I think they look pretty good. I would be proud to have those in my collection! That's a pretty interesting experiment. Does it work on copper too? Enquiring minds want to know! Great post buddy!

TheNumisMaster

Level 5

Sounds like you made the best choice! Glad everything worked out for you, and now I might try this with some of mine! Cheers, NM

"SUN"

Level 6

Sounds like an interesting project. Even lowly coins can stand TLC

CentSearcher

Level 5

Looks like you did a good job! I don't have much experience with double die Jefferson nickels, so I'll have to leave that to the other members

Glad that you had success! I'm surprised so many turned out as well as they did.

Longstrider

Level 6

Looks doubled to me. May be machine doubled. Hey!, I said a cactus thorn to loosen stuck gunk. It works. Just nothing metal. Glad it worked out. Science experiment. Science Rules!!

Stumpy

Level 5

The coins were stained that yellowish color from the tape residues and other things that they were exposed to before I started cleaning them, the poor lighting doesn't help, it makes it look worse, although it is clearly obvious. All I used was distilled water & Acetone (no finger nail polish), separately. Nothing else was used. The yellowish color is also on some of the coins that were soaked only in distilled water.
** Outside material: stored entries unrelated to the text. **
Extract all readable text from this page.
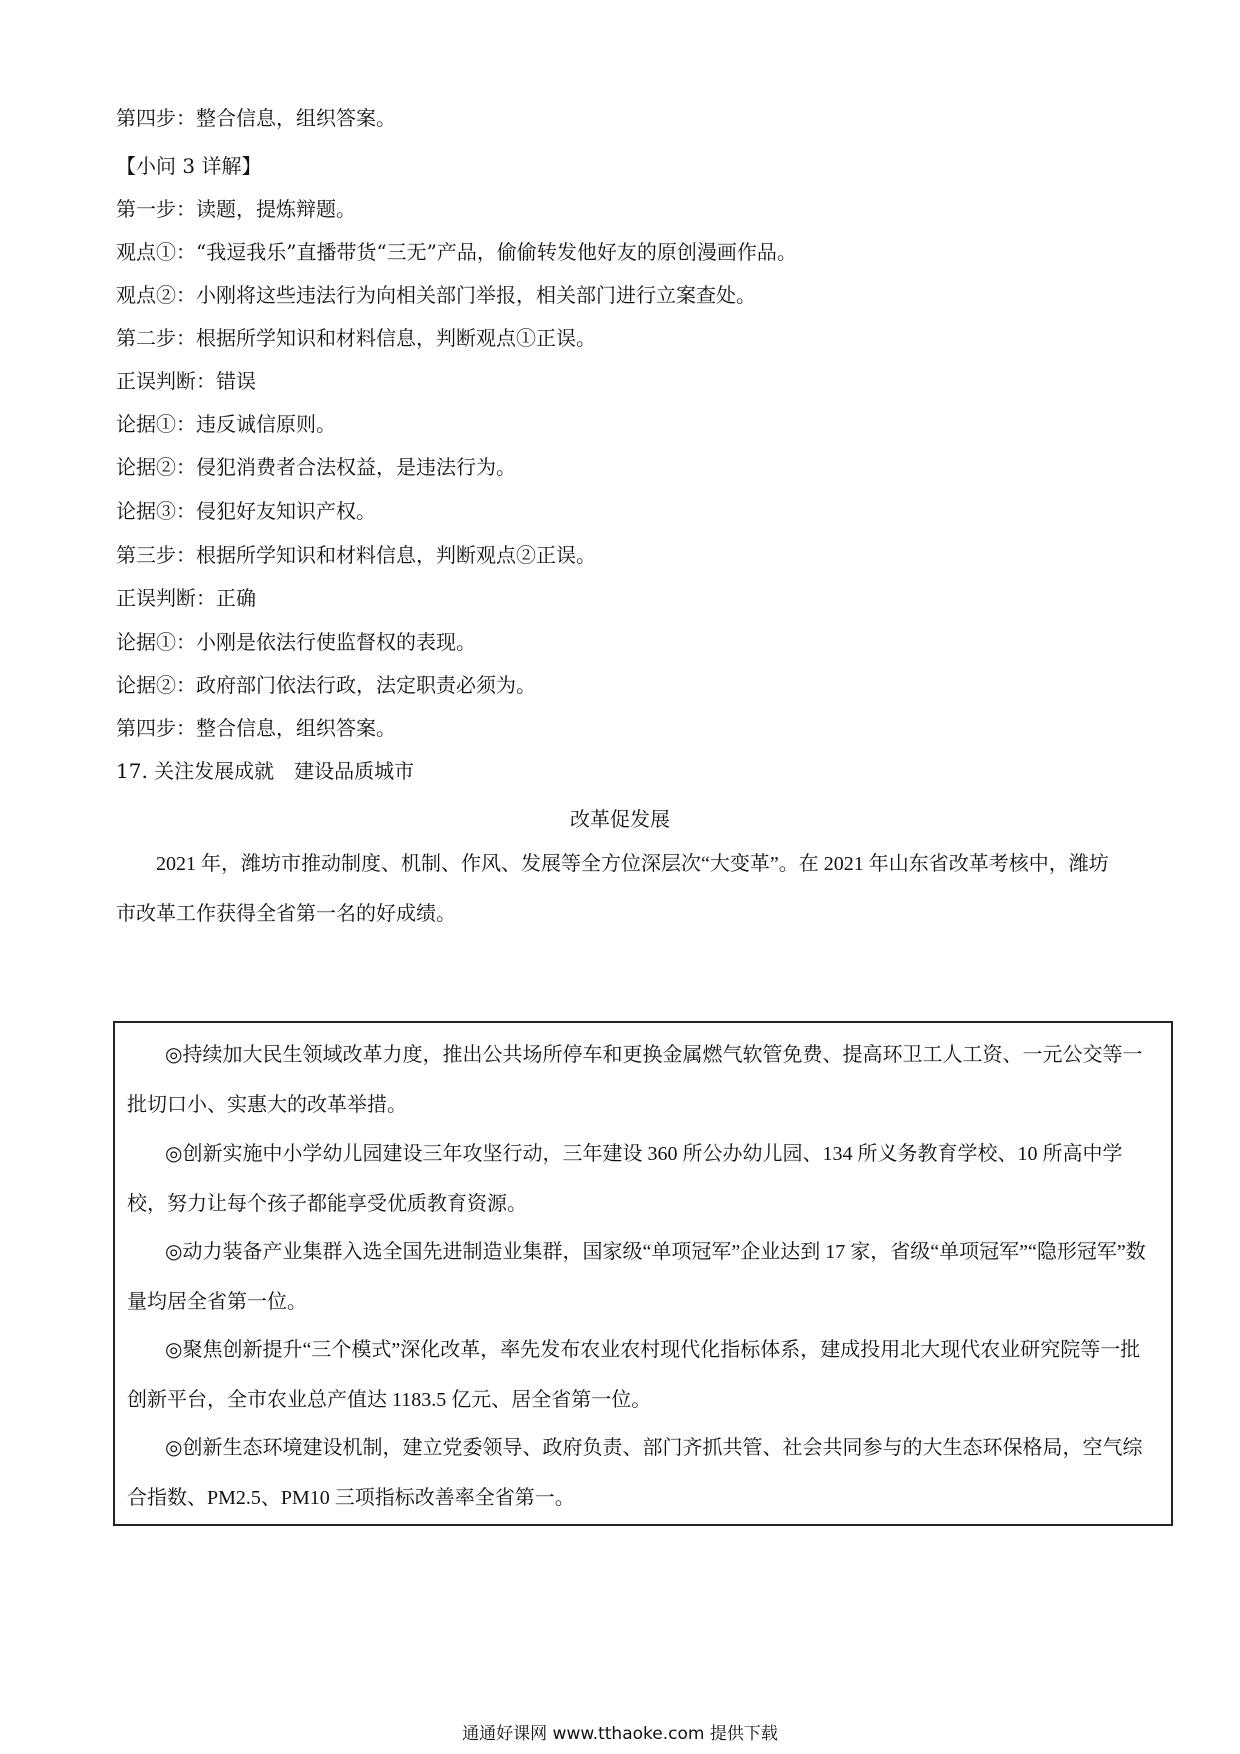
第四步：整合信息，组织答案。

【小问 3 详解】

第一步：读题，提炼辩题。

观点①：“我逗我乐”直播带货“三无”产品，偷偷转发他好友的原创漫画作品。

观点②：小刚将这些违法行为向相关部门举报，相关部门进行立案查处。

第二步：根据所学知识和材料信息，判断观点①正误。

正误判断：错误

论据①：违反诚信原则。

论据②：侵犯消费者合法权益，是违法行为。

论据③：侵犯好友知识产权。

第三步：根据所学知识和材料信息，判断观点②正误。

正误判断：正确

论据①：小刚是依法行使监督权的表现。

论据②：政府部门依法行政，法定职责必须为。

第四步：整合信息，组织答案。

17. 关注发展成就　建设品质城市

改革促发展

2021 年，潍坊市推动制度、机制、作风、发展等全方位深层次“大变革”。在 2021 年山东省改革考核中，潍坊市改革工作获得全省第一名的好成绩。

◎持续加大民生领域改革力度，推出公共场所停车和更换金属燃气软管免费、提高环卫工人工资、一元公交等一批切口小、实惠大的改革举措。

◎创新实施中小学幼儿园建设三年攻坚行动，三年建设 360 所公办幼儿园、134 所义务教育学校、10 所高中学校，努力让每个孩子都能享受优质教育资源。

◎动力装备产业集群入选全国先进制造业集群，国家级“单项冠军”企业达到 17 家，省级“单项冠军”“隐形冠军”数量均居全省第一位。

◎聚焦创新提升“三个模式”深化改革，率先发布农业农村现代化指标体系，建成投用北大现代农业研究院等一批创新平台，全市农业总产值达 1183.5 亿元、居全省第一位。

◎创新生态环境建设机制，建立党委领导、政府负责、部门齐抓共管、社会共同参与的大生态环保格局，空气综合指数、PM2.5、PM10 三项指标改善率全省第一。

通通好课网 www.tthaoke.com 提供下载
The coloring was one of the problems, hence their only use as a starter coin for a beginner that can be upgraded later. There was no solution, poorly worded is all. I corrected the poor wording. Sorry bout dat.

CoinHunter

Level 5

It does look like the Monticello is a little doubled on the 1960, and the letters do also, since I not finding a 1960 DDR on NGC, and since not everything is doubled, I would say it is most likely just machine doubling, but still cool! Over all it looks like your project was successful! Have a great day!

I. R. Bama

Level 5

Awesome! Glad you had very good results.... What was the solution?

Golfer

Level 5

Quite the project you had going. Thanks for posting the results. These will make a nice gift for your young family members. When I was young I was always excited about coins. Include a couple books also for young collectors. I was always fascinated by mintages and hard to find coins. Great work.

Mike

Level 7

I agree that distilled water helps. I never seen a nickel with that type of color. We're they in a solution? And what was it. Nickels leave a hue light gold and blue and there only nickels that are Matte. Some look very good. Thanks for the results. That's some nice work . Thanks for sharing that we us!!